Remember with my marathon I was really anal about testing out my gear beforehand and I had as good as I was going to get on the day? Well, I was a bit blasé about the hike and didn’t do any and I mean ANY training beforehand. I wore my new shoes for about a week to work, but I didn’t do any walking practise with my pack or anything else. I would quickly come to regret that decision about 3 hrs in.

The ‘uniform’ for the pilgrimage can be purchased from the gift store outside Temple No.1, but I did some research and decided to buy it all from an online company and have it delivered to my hotel in Tokyo. My main reason for this was that I wanted the coat to be wicking/breathable material/fast-drying material and the normal ones that you buy from the temple shops are made of cotton. I knew I would need to wash it every night after arriving at my lodgings and it needed to dry before my departure the next morning.  It was one of the best decisions I made. They also sold a particularly good rain poncho designed to cover you while you still have your pack on and while I didn’t get to use it this time, I’ll probably need it at some point.
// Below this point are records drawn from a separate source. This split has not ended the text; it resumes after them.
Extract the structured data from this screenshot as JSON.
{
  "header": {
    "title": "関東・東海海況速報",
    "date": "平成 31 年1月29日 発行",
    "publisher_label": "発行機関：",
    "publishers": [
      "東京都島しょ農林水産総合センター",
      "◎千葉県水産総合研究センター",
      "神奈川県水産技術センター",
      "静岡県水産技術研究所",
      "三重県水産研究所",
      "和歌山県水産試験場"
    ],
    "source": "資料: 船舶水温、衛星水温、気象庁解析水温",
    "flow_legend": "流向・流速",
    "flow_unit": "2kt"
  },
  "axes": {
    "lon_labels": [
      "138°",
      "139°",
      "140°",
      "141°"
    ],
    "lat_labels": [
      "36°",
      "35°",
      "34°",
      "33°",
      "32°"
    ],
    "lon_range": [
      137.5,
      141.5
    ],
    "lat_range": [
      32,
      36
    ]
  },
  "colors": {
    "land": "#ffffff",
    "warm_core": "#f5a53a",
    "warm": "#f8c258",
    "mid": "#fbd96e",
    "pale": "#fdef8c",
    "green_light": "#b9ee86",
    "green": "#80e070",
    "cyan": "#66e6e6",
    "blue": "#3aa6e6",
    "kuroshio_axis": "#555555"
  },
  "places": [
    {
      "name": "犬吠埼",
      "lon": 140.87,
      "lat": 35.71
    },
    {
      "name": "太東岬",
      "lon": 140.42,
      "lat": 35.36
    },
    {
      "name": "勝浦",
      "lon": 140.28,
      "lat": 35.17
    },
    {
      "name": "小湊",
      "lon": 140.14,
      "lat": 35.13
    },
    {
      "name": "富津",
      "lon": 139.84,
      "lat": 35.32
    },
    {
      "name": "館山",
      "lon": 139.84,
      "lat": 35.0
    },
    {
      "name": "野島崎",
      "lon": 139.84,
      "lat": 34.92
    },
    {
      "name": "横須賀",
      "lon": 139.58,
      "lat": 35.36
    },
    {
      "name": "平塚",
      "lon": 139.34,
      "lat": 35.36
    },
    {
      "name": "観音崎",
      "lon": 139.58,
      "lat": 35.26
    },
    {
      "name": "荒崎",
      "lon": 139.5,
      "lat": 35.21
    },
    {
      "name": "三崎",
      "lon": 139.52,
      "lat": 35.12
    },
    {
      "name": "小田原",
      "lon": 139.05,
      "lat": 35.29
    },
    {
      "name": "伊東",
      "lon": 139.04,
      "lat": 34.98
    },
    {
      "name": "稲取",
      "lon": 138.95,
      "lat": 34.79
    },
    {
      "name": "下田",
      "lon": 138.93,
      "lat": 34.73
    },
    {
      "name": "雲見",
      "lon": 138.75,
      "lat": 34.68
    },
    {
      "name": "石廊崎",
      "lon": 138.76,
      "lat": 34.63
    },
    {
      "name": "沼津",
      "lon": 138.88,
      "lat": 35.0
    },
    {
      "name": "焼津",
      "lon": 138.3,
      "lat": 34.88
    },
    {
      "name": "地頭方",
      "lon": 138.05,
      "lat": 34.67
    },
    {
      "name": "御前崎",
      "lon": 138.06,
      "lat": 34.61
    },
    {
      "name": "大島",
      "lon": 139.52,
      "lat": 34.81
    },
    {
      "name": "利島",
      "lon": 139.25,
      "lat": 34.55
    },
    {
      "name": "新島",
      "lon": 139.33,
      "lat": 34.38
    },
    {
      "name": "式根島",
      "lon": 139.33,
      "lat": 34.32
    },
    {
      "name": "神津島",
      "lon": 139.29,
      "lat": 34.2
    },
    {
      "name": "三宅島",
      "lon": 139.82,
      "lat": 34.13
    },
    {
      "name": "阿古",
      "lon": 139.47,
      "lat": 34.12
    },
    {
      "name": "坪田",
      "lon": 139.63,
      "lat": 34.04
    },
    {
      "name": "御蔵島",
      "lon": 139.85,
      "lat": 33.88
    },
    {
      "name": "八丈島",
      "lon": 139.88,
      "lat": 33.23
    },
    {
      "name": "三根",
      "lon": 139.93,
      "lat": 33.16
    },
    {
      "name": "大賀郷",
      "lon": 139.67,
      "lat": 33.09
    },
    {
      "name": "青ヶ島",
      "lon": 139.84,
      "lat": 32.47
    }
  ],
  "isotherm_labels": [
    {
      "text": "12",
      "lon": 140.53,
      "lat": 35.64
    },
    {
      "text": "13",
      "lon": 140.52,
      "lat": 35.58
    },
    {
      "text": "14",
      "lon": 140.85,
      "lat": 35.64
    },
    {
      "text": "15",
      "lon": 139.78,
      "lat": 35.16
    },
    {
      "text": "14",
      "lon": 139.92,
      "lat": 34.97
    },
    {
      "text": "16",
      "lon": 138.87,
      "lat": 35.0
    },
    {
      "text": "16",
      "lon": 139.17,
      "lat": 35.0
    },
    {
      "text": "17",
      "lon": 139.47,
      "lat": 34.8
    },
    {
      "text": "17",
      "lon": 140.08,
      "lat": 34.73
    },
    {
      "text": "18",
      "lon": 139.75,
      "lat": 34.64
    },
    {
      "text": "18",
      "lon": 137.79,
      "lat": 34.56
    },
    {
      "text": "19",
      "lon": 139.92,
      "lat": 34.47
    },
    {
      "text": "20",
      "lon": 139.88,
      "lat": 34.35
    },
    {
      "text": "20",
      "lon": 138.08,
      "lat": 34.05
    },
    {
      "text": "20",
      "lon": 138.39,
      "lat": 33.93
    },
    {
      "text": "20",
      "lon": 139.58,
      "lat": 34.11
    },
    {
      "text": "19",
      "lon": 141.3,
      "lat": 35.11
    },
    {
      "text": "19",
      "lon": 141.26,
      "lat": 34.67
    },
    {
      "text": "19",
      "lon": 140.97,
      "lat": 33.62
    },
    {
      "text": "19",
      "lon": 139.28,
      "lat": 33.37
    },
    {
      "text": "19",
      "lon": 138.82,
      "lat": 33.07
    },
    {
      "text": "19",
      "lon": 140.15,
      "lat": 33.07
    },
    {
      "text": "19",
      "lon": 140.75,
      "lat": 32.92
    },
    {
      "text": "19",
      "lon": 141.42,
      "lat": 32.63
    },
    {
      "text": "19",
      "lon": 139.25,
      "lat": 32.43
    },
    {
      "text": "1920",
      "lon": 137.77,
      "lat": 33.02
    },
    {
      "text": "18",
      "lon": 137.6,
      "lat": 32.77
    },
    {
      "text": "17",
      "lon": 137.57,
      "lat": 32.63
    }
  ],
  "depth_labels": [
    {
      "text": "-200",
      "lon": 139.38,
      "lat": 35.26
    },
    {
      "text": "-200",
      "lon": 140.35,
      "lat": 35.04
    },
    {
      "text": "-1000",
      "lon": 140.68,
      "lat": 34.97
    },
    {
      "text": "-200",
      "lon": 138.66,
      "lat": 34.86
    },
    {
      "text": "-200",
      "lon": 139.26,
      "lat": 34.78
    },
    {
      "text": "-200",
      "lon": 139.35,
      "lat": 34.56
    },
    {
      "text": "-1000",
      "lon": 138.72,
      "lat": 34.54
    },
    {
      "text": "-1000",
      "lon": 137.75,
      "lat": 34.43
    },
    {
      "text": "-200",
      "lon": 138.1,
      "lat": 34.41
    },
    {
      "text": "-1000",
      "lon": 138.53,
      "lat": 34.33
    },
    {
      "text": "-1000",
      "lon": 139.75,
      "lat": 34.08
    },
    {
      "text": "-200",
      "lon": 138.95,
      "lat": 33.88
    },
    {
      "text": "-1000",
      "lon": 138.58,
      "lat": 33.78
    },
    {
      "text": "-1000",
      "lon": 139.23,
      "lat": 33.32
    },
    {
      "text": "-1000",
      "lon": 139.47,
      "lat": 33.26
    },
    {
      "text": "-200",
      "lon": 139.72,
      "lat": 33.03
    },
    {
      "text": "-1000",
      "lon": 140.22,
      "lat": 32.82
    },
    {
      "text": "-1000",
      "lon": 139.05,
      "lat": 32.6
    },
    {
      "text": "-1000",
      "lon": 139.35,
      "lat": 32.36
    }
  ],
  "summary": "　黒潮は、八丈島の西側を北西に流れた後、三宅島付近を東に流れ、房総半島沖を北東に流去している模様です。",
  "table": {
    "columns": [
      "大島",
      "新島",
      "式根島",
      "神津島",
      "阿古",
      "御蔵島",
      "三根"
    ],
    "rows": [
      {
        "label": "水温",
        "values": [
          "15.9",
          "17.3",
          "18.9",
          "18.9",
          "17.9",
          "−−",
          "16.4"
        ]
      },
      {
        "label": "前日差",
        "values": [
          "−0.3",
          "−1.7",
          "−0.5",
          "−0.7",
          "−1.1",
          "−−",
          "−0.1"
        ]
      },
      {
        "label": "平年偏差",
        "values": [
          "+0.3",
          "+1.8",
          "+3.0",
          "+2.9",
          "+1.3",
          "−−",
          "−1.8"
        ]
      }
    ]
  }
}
It also came with a free t-shirt which I ended up wearing everyday because the other wicking t-shirts I had brought were bright colours and didn’t really look the part under the white pilgrim coat.


The poncho also came with its own carry bag emblazoned with the sanscrit character symbolising Koubou Daishi (who is the reason this pilgrimage exists and whom I will talk about in more detail later).


Fortunately, I was blessed with the weather. It didn’t rain once and the only time stuff in my pack got wet was when I was sweating so much that it soaked through my shirts and damaged some papers I had in there. I had been looking at the forecast multiple times a day for a couple of weeks beforehand and it was looking like fine weather for the entire 7 days, but being Australian, I don’t trust weather forecasts so I still took all my wet weather gear anyway. It rained the day before my hike and the day after. It also rained pretty much every day for my work trip the week before except the day when we were down at Hakone and it was gloriously fine. I’ve never had such a clear view of Mt Fuji in all of the 20 years I’ve lived/travelled in Japan.

I’ve looked across this lake before and seen nothing but a wall of fog. And I’ve also looked down on a white haze where Mt Fuji should be from a cable car and seen nothing. But I’ve never seen it like I saw it on that day. Just in case you were wondering how clear a view:



My gear talk should probably finish there although I will do a more detailed (more detailed!) gear entry later on because I found reading blogs about gear to be so helpful in my selection and preparation and I’d like to pay forward the help I received.

So Saturday night I had a sushi bento box for dinner, packed up ready for the next morning and tried to get an early night. It turned out that I wasn’t going to have much sleep that night, but that’s for my next entry.